Pain, paradoxically, is what sets us free.

Why Healing Must Start in the Present

Here’s something many people miss: you can’t dig into past wounds if your present life is unstable.

True healing begins here and now. You need balance, stillness, and honesty with your current emotions. If you’re drowning in stress, chaos, or denial, you can’t go back and do the deeper work—it won’t stick.

When you stabilize the present, your spirit becomes calm enough to guide you back to the past wounds that need healing.

How to Actually Let Go

The process of healing pain is simple but not easy:

  1. Identify the source. Is it tied to a specific relationship or event?
  2. See the pain. Bring it into focus—sometimes by visualizing it like a movie, so the ignored version of you can finally be seen.
  3. Feel it. For a moment, stop thinking and fully surrender to the emotion. Most pain only needs 30 seconds to a minute of being truly felt before it begins to lift.
  4. Reflect. Ask, “What is the deeper lesson here?”
  5. Act. Let the lesson shape your choices moving forward.
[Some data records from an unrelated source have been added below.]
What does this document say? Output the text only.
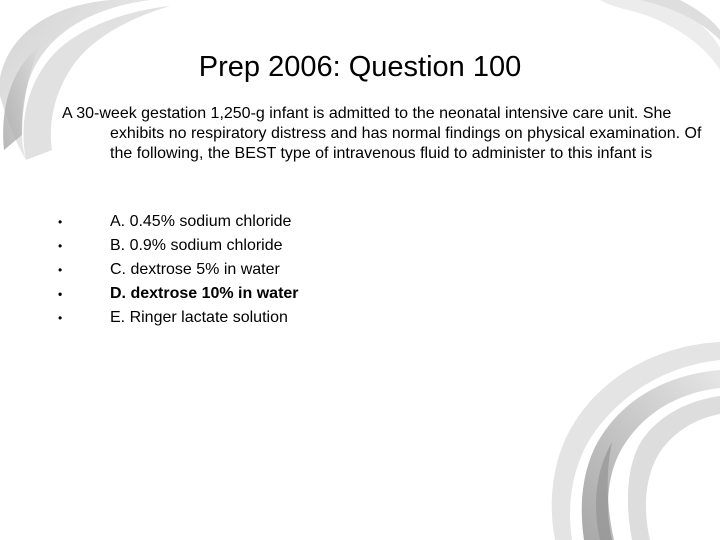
Prep 2006: Question 100

A 30-week gestation 1,250-g infant is admitted to the neonatal intensive care unit. She exhibits no respiratory distress and has normal findings on physical examination. Of the following, the BEST type of intravenous fluid to administer to this infant is

•	A. 0.45% sodium chloride
•	B. 0.9% sodium chloride
•	C. dextrose 5% in water
•	D. dextrose 10% in water
•	E. Ringer lactate solution
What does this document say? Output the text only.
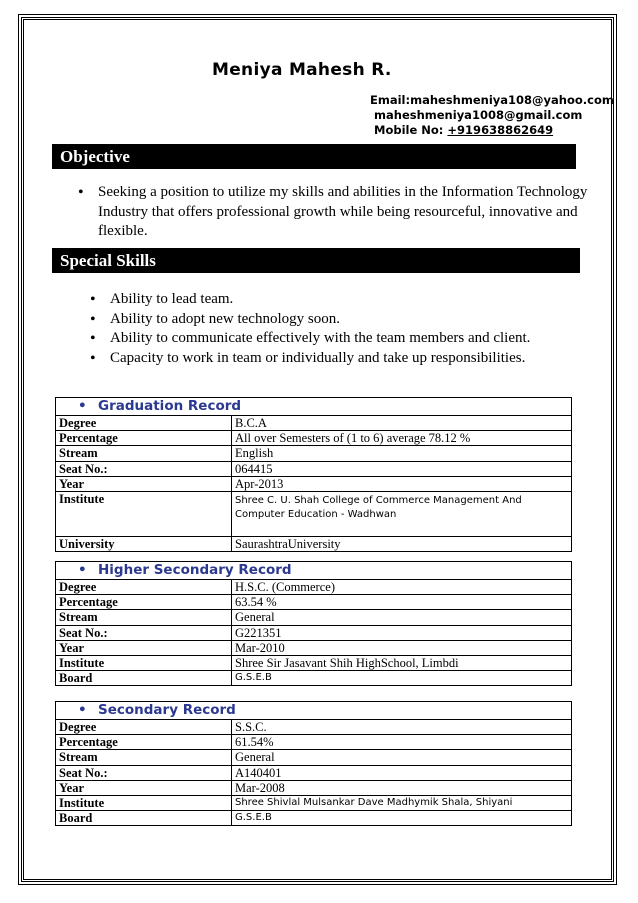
Meniya Mahesh R.
Email:maheshmeniya108@yahoo.com
maheshmeniya1008@gmail.com
Mobile No: +919638862649
Objective
• Seeking a position to utilize my skills and abilities in the Information Technology Industry that offers professional growth while being resourceful, innovative and flexible.
Special Skills
• Ability to lead team.
• Ability to adopt new technology soon.
• Ability to communicate effectively with the team members and client.
• Capacity to work in team or individually and take up responsibilities.
• Graduation Record
Degree	B.C.A
Percentage	All over Semesters of (1 to 6) average 78.12 %
Stream	English
Seat No.:	064415
Year	Apr-2013
Institute	Shree C. U. Shah College of Commerce Management And Computer Education - Wadhwan
University	SaurashtraUniversity
• Higher Secondary Record
Degree	H.S.C. (Commerce)
Percentage	63.54 %
Stream	General
Seat No.:	G221351
Year	Mar-2010
Institute	Shree Sir Jasavant Shih HighSchool, Limbdi
Board	G.S.E.B
• Secondary Record
Degree	S.S.C.
Percentage	61.54%
Stream	General
Seat No.:	A140401
Year	Mar-2008
Institute	Shree Shivlal Mulsankar Dave Madhymik Shala, Shiyani
Board	G.S.E.B
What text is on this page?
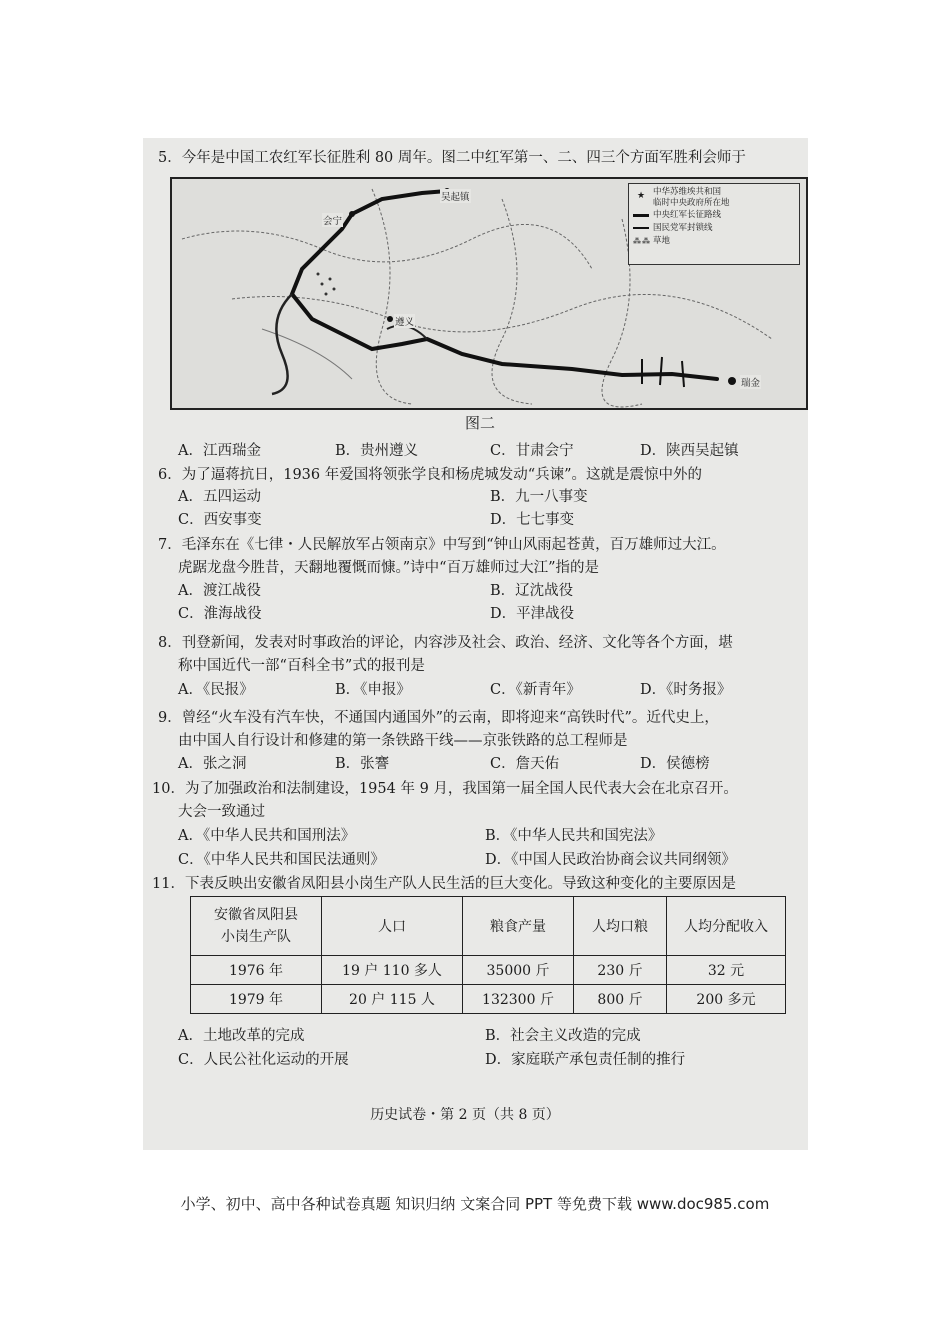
5．今年是中国工农红军长征胜利 80 周年。图二中红军第一、二、四三个方面军胜利会师于
吴起镇
会宁
遵义
瑞金
★ 中华苏维埃共和国
临时中央政府所在地
中央红军长征路线
国民党军封锁线
⁂⁂ 草地
图二
A．江西瑞金	B．贵州遵义	C．甘肃会宁	D．陕西吴起镇
6．为了逼蒋抗日，1936 年爱国将领张学良和杨虎城发动“兵谏”。这就是震惊中外的
A．五四运动	B．九一八事变
C．西安事变	D．七七事变
7．毛泽东在《七律・人民解放军占领南京》中写到“钟山风雨起苍黄，百万雄师过大江。
虎踞龙盘今胜昔，天翻地覆慨而慷。”诗中“百万雄师过大江”指的是
A．渡江战役	B．辽沈战役
C．淮海战役	D．平津战役
8．刊登新闻，发表对时事政治的评论，内容涉及社会、政治、经济、文化等各个方面，堪
称中国近代一部“百科全书”式的报刊是
A．《民报》	B．《申报》	C．《新青年》	D．《时务报》
9．曾经“火车没有汽车快，不通国内通国外”的云南，即将迎来“高铁时代”。近代史上，
由中国人自行设计和修建的第一条铁路干线——京张铁路的总工程师是
A．张之洞	B．张謇	C．詹天佑	D．侯德榜
10．为了加强政治和法制建设，1954 年 9 月，我国第一届全国人民代表大会在北京召开。
大会一致通过
A．《中华人民共和国刑法》	B．《中华人民共和国宪法》
C．《中华人民共和国民法通则》	D．《中国人民政治协商会议共同纲领》
11．下表反映出安徽省凤阳县小岗生产队人民生活的巨大变化。导致这种变化的主要原因是
安徽省凤阳县
小岗生产队	人口	粮食产量	人均口粮	人均分配收入
1976 年	19 户 110 多人	35000 斤	230 斤	32 元
1979 年	20 户 115 人	132300 斤	800 斤	200 多元
A．土地改革的完成	B．社会主义改造的完成
C．人民公社化运动的开展	D．家庭联产承包责任制的推行
历史试卷・第 2 页（共 8 页）
小学、初中、高中各种试卷真题 知识归纳 文案合同 PPT 等免费下载 www.doc985.com
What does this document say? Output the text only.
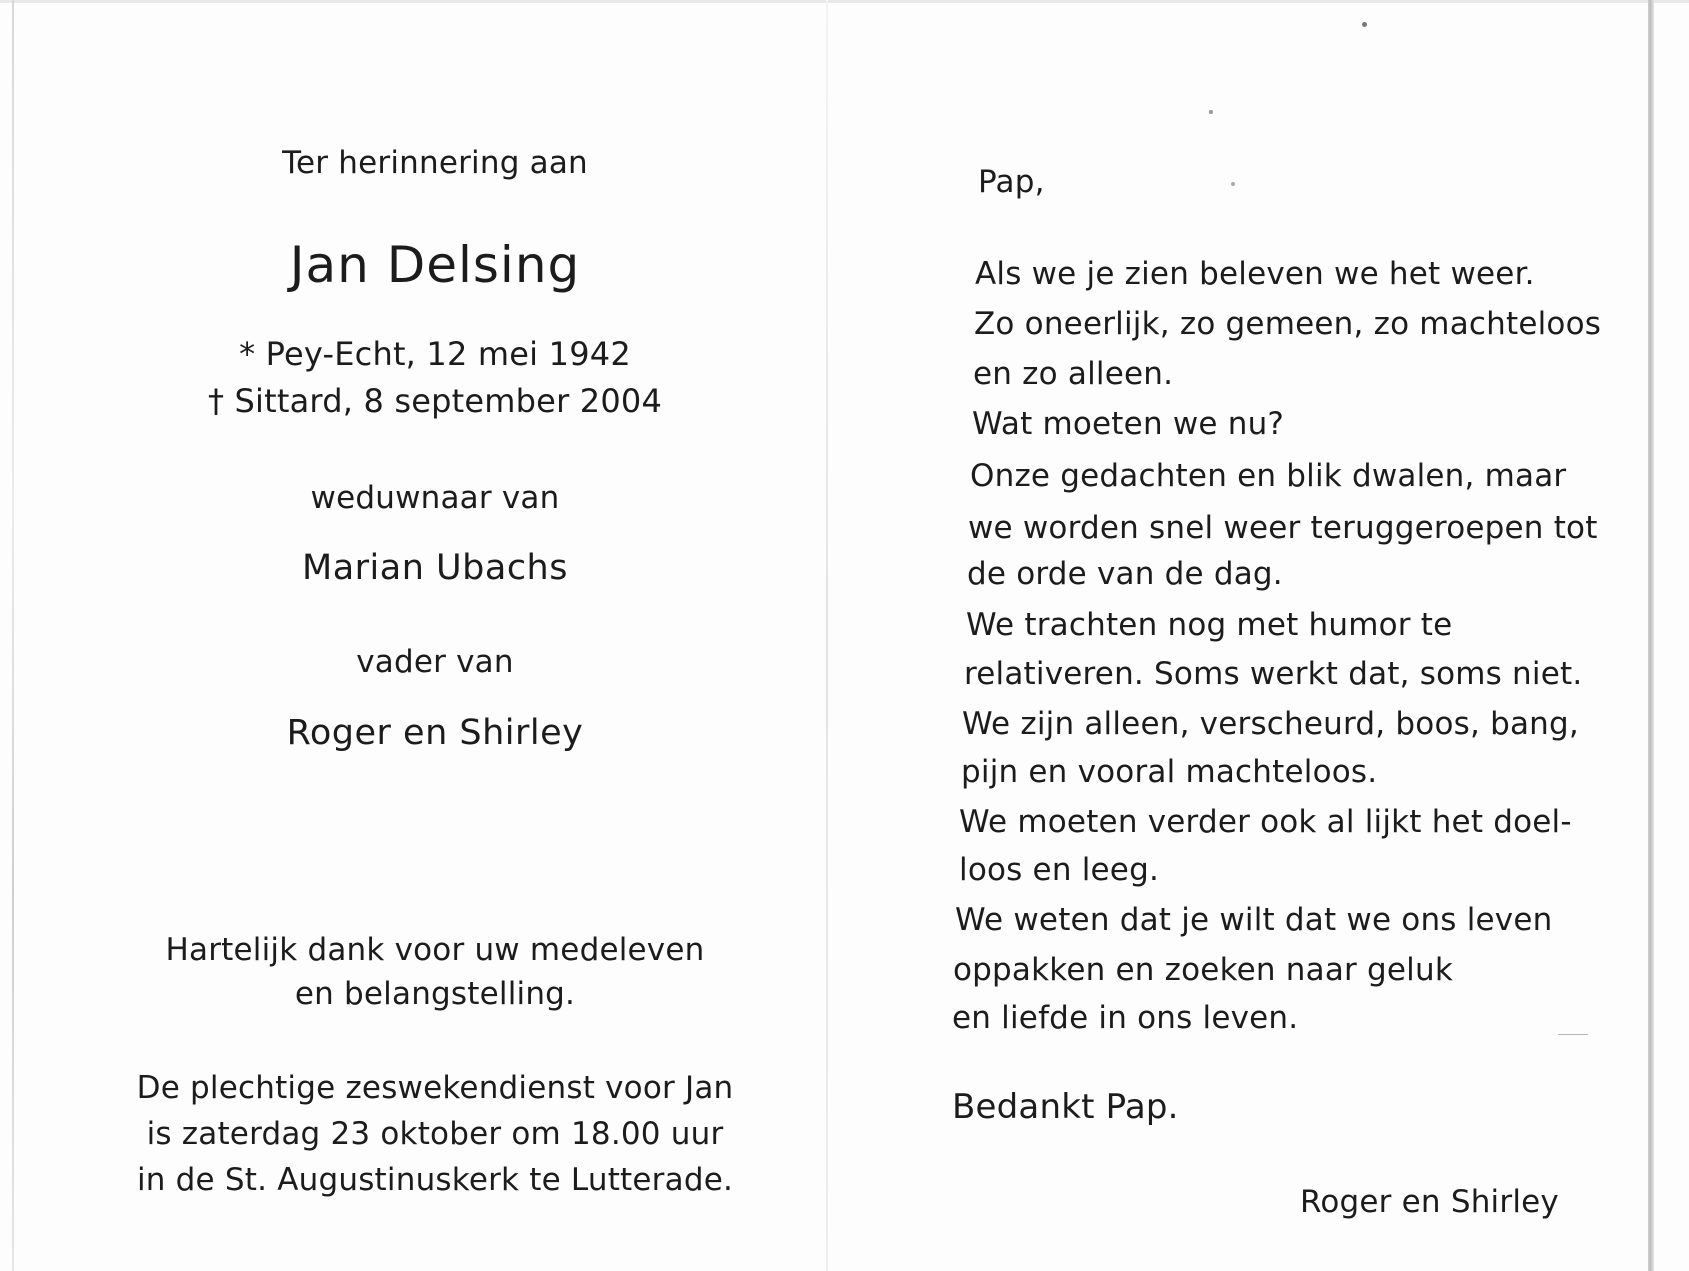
Ter herinnering aan
Jan Delsing
* Pey-Echt, 12 mei 1942
† Sittard, 8 september 2004
weduwnaar van
Marian Ubachs
vader van
Roger en Shirley
Hartelijk dank voor uw medeleven
en belangstelling.
De plechtige zeswekendienst voor Jan
is zaterdag 23 oktober om 18.00 uur
in de St. Augustinuskerk te Lutterade.
Pap,
Als we je zien beleven we het weer.
Zo oneerlijk, zo gemeen, zo machteloos
en zo alleen.
Wat moeten we nu?
Onze gedachten en blik dwalen, maar
we worden snel weer teruggeroepen tot
de orde van de dag.
We trachten nog met humor te
relativeren. Soms werkt dat, soms niet.
We zijn alleen, verscheurd, boos, bang,
pijn en vooral machteloos.
We moeten verder ook al lijkt het doel-
loos en leeg.
We weten dat je wilt dat we ons leven
oppakken en zoeken naar geluk
en liefde in ons leven.
Bedankt Pap.
Roger en Shirley
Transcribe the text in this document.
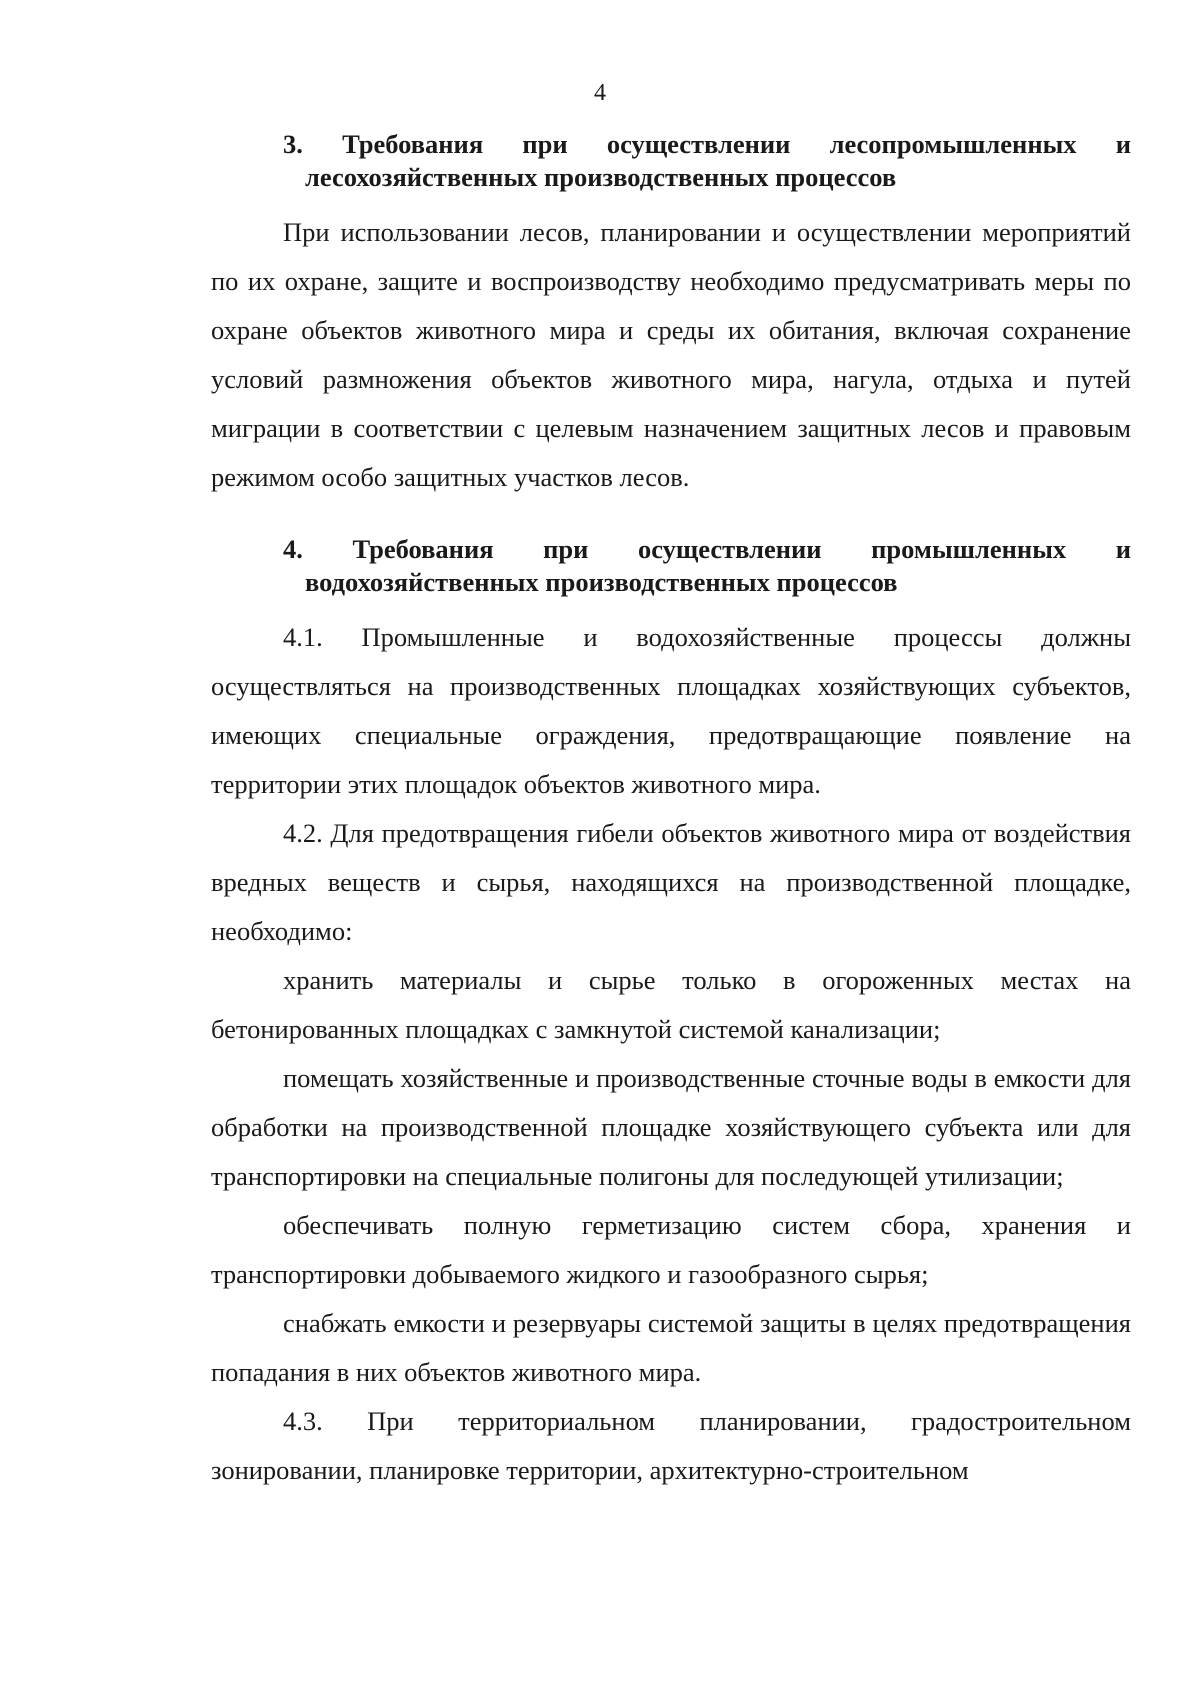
4
3. Требования при осуществлении лесопромышленных и
лесохозяйственных производственных процессов

При использовании лесов, планировании и осуществлении мероприятий по их охране, защите и воспроизводству необходимо предусматривать меры по охране объектов животного мира и среды их обитания, включая сохранение условий размножения объектов животного мира, нагула, отдыха и путей миграции в соответствии с целевым назначением защитных лесов и правовым режимом особо защитных участков лесов.

4. Требования при осуществлении промышленных и
водохозяйственных производственных процессов

4.1. Промышленные и водохозяйственные процессы должны осуществляться на производственных площадках хозяйствующих субъектов, имеющих специальные ограждения, предотвращающие появление на территории этих площадок объектов животного мира.

4.2. Для предотвращения гибели объектов животного мира от воздействия вредных веществ и сырья, находящихся на производственной площадке, необходимо:

хранить материалы и сырье только в огороженных местах на бетонированных площадках с замкнутой системой канализации;

помещать хозяйственные и производственные сточные воды в емкости для обработки на производственной площадке хозяйствующего субъекта или для транспортировки на специальные полигоны для последующей утилизации;

обеспечивать полную герметизацию систем сбора, хранения и транспортировки добываемого жидкого и газообразного сырья;

снабжать емкости и резервуары системой защиты в целях предотвращения попадания в них объектов животного мира.

4.3. При территориальном планировании, градостроительном зонировании, планировке территории, архитектурно-строительном
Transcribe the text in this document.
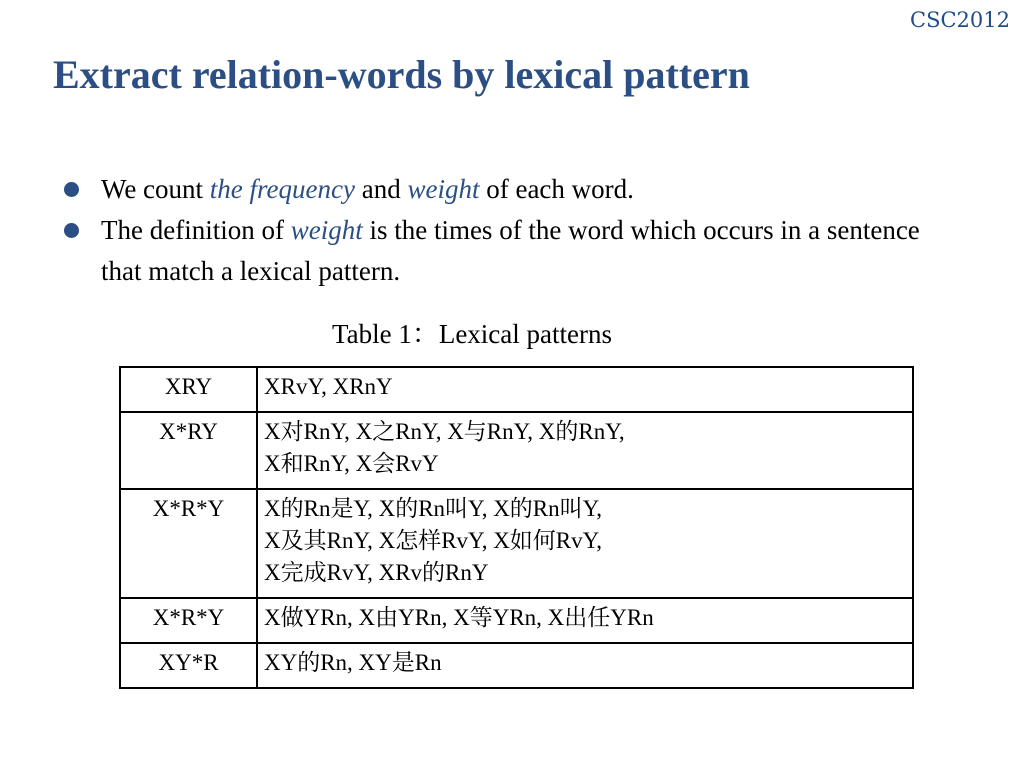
CSC2012
Extract relation-words by lexical pattern
We count the frequency and weight of each word.
The definition of weight is the times of the word which occurs in a sentence that match a lexical pattern.
Table 1：Lexical patterns
XRY	XRvY, XRnY

X*RY	X对RnY, X之RnY, X与RnY, X的RnY,
X和RnY, X会RvY

X*R*Y	X的Rn是Y, X的Rn叫Y, X的Rn叫Y,
X及其RnY, X怎样RvY, X如何RvY,
X完成RvY, XRv的RnY

X*R*Y	X做YRn, X由YRn, X等YRn, X出任YRn

XY*R	XY的Rn, XY是Rn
It’s the same instinctive process children use when they fall: they cry, receive comfort, and then move forward. Somewhere along the way, we forget this natural cycle—but it’s still available to us.

Pain as a Sacred Space

There is nothing more sacred than the moment we choose to feel our pain. In those spaces, we are often held in ways we cannot see—by God, by unseen hands, by the deeper parts of our own spirit.

Pain is the bitter potion, as Kahlil Gibran wrote, “by which the physician within you heals your sick self.” It may taste harsh, but it is the medicine that restores us.

Closing the Door to the Past

The miracle is this: when you fully feel and release pain, the door to the past can close completely. No more cycles of reliving old wounds. No more fear of what’s behind you. Just the freedom of the present moment—and the joy of using your life to help others.

This is the promise of pain. It is not the end of us—it is the making of us.